I have a simple aero/hydroponic system setup using a Rubbermaid container, PVC, a water pump, etc … It is set up in a closet, with an exhaust fan and a 400W HPS lamp just like all the systems I read about, but the inside of the reservoir/grow chamber heats up to well over 90° due to heat from the HPS light. I have painted the outside white, cut ventilation holes, and installed a small fan to circulate air, but it still gets too hot. What else can I do? The rest of the house is around 70°, and the closet air outside the reservoir is around 80°. Any help is appreciated.
Thanks, from Grateful Reader
Thanks for your question, for which I too am grateful. A few solutions come to mind.
If you are running an oil-filled pump continuously, it will heat up the nutrient solution. External pumps tend to heat the solution less. As long as the chambers containing the roots drain completely and will not overheat, you can run the pump intermittently on a timer.
If possible, move the reservoir to the outside of the growing room. As long as the reservoir is lower than the drain, the water will flow back from the system, even if it has to go through a pipe installed through a wall. Use a larger diameter pipe than you would normally use, to facilitate rapid drainage. You can also run the delivery line(s) through walls, etc (be mindful of condensation). However, you may need to increase your pumping capacity to achieve the same pressure as before.
If you are unable to relocate the reservoir, you can reduce the amount of heat radiated from your HID lighting.
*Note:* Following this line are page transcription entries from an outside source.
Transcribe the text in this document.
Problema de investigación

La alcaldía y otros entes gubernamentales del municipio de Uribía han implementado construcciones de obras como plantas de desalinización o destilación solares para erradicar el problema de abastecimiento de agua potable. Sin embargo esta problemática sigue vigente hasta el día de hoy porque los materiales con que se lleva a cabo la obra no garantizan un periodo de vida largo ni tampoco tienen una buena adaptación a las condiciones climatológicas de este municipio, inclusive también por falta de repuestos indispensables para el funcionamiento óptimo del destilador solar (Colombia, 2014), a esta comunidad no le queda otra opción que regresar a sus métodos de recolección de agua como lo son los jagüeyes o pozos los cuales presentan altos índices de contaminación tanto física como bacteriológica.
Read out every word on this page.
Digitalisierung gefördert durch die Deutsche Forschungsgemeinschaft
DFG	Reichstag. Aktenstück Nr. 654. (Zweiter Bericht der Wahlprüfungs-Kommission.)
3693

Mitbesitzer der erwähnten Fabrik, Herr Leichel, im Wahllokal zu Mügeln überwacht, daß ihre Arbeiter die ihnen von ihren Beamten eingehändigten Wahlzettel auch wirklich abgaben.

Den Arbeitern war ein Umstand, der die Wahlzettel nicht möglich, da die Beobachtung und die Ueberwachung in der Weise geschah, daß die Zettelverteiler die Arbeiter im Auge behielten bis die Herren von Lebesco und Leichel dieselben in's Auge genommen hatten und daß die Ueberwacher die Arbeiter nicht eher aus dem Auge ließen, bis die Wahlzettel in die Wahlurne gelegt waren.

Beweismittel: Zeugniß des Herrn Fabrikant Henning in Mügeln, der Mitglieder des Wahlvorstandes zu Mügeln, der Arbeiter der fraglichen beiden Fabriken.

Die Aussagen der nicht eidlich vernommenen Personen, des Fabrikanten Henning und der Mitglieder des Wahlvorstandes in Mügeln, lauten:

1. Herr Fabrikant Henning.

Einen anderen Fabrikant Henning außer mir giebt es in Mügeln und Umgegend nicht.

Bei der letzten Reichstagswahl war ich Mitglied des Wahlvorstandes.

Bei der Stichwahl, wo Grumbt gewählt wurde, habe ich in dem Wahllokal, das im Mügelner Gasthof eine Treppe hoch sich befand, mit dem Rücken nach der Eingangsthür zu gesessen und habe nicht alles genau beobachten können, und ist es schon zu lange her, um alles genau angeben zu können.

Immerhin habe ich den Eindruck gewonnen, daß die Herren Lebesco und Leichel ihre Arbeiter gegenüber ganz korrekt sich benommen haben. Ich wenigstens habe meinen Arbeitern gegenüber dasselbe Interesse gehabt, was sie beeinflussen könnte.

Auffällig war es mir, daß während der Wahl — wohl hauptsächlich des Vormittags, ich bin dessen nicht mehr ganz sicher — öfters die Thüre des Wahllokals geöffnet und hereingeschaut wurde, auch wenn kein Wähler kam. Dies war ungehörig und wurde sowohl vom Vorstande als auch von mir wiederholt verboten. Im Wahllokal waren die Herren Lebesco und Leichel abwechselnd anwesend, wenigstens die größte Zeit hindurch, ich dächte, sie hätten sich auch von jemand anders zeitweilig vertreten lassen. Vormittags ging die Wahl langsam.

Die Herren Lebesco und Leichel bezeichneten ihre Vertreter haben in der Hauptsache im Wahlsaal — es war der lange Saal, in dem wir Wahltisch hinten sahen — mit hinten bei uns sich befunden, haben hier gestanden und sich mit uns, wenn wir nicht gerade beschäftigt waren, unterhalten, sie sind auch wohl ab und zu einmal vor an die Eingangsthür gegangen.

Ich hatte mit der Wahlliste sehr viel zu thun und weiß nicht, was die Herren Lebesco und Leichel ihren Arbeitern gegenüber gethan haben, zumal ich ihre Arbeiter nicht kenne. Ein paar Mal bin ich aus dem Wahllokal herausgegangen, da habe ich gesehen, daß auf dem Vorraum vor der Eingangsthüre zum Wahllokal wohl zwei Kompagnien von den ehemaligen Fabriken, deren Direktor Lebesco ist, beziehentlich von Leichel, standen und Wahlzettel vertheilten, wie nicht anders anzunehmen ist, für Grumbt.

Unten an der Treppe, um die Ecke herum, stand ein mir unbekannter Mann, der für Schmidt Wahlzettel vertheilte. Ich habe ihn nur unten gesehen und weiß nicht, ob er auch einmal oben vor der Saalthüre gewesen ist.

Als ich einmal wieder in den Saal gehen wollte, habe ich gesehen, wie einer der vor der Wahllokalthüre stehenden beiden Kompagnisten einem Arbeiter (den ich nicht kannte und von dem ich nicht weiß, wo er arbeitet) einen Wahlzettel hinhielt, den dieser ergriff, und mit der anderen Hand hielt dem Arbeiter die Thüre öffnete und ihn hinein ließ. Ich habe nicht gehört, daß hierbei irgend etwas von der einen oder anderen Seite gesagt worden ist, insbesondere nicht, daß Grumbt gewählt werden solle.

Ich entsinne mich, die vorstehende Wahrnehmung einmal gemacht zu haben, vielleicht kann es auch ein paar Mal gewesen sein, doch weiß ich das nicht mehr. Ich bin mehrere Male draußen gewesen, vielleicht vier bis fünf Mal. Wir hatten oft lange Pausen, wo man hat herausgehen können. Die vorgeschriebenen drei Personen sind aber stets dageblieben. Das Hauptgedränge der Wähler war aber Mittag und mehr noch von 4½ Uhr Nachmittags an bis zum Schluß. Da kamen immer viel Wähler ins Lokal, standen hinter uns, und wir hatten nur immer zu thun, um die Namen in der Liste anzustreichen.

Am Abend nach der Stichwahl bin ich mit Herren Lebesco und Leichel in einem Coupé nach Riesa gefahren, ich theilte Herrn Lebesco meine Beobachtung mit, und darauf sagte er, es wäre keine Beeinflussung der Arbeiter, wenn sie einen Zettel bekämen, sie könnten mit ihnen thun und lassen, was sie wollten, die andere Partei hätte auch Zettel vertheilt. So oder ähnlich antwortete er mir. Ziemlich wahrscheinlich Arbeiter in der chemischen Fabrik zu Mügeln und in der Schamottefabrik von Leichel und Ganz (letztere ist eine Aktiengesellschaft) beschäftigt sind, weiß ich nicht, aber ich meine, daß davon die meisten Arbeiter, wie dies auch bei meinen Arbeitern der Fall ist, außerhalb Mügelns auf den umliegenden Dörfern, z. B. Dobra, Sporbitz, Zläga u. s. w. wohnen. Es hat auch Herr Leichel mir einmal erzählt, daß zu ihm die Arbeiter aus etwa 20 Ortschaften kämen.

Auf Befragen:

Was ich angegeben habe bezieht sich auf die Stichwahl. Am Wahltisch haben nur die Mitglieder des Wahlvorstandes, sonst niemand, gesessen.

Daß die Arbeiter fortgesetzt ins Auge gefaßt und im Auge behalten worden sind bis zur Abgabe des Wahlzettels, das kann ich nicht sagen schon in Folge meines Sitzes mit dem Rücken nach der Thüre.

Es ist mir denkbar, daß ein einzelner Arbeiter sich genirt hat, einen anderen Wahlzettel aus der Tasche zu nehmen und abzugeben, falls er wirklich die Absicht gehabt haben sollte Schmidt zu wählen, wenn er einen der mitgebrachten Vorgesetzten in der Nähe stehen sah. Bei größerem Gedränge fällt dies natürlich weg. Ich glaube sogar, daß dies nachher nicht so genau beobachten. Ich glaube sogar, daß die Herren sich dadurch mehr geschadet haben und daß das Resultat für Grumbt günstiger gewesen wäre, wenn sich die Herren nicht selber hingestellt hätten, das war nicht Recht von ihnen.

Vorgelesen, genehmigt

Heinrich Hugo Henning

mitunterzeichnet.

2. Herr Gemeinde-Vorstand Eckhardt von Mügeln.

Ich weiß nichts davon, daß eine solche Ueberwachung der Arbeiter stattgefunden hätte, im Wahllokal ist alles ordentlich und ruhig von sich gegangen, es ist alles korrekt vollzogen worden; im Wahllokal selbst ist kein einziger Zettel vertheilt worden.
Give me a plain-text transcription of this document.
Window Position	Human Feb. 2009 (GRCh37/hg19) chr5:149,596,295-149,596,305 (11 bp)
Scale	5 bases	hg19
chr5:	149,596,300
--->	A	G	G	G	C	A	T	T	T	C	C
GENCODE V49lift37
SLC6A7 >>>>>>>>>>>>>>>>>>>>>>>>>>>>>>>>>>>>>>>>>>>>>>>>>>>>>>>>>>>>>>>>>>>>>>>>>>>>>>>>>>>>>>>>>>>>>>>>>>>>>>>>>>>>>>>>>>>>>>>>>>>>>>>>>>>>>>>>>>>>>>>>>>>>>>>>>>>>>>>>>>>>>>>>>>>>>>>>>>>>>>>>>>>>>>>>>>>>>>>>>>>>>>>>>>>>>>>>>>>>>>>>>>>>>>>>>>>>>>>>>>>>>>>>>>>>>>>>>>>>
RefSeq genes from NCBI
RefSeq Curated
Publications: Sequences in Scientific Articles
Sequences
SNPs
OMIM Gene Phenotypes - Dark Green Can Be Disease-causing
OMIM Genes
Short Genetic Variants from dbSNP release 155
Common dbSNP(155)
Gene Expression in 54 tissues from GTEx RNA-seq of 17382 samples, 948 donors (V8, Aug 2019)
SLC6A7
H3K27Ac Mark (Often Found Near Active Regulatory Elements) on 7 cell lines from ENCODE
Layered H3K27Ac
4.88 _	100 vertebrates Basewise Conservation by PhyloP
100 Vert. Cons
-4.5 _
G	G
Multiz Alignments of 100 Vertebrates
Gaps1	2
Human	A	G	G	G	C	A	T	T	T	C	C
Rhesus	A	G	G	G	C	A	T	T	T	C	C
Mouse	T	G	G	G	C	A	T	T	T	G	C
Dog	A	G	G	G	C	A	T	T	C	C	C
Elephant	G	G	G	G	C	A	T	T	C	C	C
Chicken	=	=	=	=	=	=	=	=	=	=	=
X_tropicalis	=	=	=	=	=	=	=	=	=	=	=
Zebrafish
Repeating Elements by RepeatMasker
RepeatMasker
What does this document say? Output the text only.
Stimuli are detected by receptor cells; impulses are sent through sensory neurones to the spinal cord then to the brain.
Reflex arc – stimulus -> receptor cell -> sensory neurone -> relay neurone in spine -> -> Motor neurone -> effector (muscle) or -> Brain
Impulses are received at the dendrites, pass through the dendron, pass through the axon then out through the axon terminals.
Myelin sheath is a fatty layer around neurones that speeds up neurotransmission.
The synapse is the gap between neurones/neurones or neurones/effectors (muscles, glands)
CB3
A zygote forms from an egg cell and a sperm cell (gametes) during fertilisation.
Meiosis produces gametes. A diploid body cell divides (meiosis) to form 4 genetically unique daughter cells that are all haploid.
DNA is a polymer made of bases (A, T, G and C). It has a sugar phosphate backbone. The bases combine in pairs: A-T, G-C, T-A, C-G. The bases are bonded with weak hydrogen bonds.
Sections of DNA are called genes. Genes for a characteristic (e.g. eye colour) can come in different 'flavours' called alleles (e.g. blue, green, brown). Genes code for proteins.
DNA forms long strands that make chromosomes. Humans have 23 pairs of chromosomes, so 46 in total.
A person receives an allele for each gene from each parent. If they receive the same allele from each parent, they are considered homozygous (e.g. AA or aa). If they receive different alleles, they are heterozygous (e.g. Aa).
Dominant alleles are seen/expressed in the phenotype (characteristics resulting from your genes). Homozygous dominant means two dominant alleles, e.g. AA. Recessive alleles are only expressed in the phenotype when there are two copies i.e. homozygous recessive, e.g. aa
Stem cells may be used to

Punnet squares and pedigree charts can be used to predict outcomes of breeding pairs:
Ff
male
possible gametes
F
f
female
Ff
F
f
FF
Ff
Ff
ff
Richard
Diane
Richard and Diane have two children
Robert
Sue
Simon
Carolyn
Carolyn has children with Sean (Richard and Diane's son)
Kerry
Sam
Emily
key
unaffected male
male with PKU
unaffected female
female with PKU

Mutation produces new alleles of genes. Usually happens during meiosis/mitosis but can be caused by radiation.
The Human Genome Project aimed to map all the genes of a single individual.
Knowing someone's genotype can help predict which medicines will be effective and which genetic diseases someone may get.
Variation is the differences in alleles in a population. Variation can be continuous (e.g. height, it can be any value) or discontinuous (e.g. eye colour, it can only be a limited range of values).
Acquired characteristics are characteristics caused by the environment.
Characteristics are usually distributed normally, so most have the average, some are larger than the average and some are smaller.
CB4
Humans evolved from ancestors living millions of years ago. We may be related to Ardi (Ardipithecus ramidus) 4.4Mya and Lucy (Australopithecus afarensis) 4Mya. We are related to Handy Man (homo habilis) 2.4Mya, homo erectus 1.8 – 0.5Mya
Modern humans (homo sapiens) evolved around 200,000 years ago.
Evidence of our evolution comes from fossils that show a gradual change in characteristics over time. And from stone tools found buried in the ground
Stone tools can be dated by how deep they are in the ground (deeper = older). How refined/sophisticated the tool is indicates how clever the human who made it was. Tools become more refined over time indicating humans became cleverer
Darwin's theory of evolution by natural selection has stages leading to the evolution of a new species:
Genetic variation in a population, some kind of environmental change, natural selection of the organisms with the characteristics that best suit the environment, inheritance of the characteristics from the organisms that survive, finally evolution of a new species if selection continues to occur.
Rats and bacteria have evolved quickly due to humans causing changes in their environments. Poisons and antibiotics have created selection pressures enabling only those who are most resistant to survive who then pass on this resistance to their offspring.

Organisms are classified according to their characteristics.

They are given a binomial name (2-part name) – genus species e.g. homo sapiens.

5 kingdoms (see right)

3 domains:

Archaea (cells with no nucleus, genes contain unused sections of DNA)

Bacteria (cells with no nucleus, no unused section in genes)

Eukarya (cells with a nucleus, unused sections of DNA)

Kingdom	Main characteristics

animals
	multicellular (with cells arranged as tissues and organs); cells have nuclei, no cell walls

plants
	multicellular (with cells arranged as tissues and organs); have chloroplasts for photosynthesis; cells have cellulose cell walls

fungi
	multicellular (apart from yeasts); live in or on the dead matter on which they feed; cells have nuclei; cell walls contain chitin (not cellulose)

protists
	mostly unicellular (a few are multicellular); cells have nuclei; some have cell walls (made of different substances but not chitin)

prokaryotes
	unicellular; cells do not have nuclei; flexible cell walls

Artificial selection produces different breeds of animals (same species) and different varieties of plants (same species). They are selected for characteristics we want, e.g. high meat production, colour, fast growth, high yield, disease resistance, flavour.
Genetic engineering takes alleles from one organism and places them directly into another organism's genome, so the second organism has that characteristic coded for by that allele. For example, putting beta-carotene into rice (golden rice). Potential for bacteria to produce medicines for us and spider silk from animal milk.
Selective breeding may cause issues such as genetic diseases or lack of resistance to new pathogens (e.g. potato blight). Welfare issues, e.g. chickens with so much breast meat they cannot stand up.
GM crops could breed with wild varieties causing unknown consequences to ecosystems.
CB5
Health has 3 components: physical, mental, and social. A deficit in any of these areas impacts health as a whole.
Start by keeping the ballasts outside of the growing area. Enclosing the lamps in an air-cooled reflector will keep things cooler by reducing the amount of heat introduced from the lamps. A common misconception is that light will be lost through the glass. Although true in one respect, it does not account for the closer lamp to canopy tolerances that only air cooled or water cooled lighting allow. This more than makes up from the wavelengths lost to the protective glass.
I am not sure of the size of your growing area or your exhaust fan CFM output, ducting, etc. However, by increasing your exhaust output by using larger diameter ducting and high-output centrifugal or shaded pole blowers you can quickly evacuate the heat before it has a chance to heat up your reservoir. The increase in air movement almost always results in a positive increase in terms of crop performance.
You can also add stainless steel or titanium cooling coils or use a water chiller that will not react with your nutrient solution. However given the scale, these probably are too great of an investment. You can also insulate your reservoir.
First, place your reservoir in a heavy gauge garbage bag. Enclose with tape (of course leaving the top open; kind of like a garbage can with a bag on the outside). Now, pop this into another garbage bag. Fill the space between the two bags with insulation and seal the rim at the top with durable tape. Although puffy, your reservoir should stay considerably cooler. Make sure that all of the insulation is well sealed within the layers of plastic. You don’t want this stuff coming loose and finding it’s way into your crop. You can also throw a block of ice into the reservoir at the beginning of the light cycle if you have the time or inclination.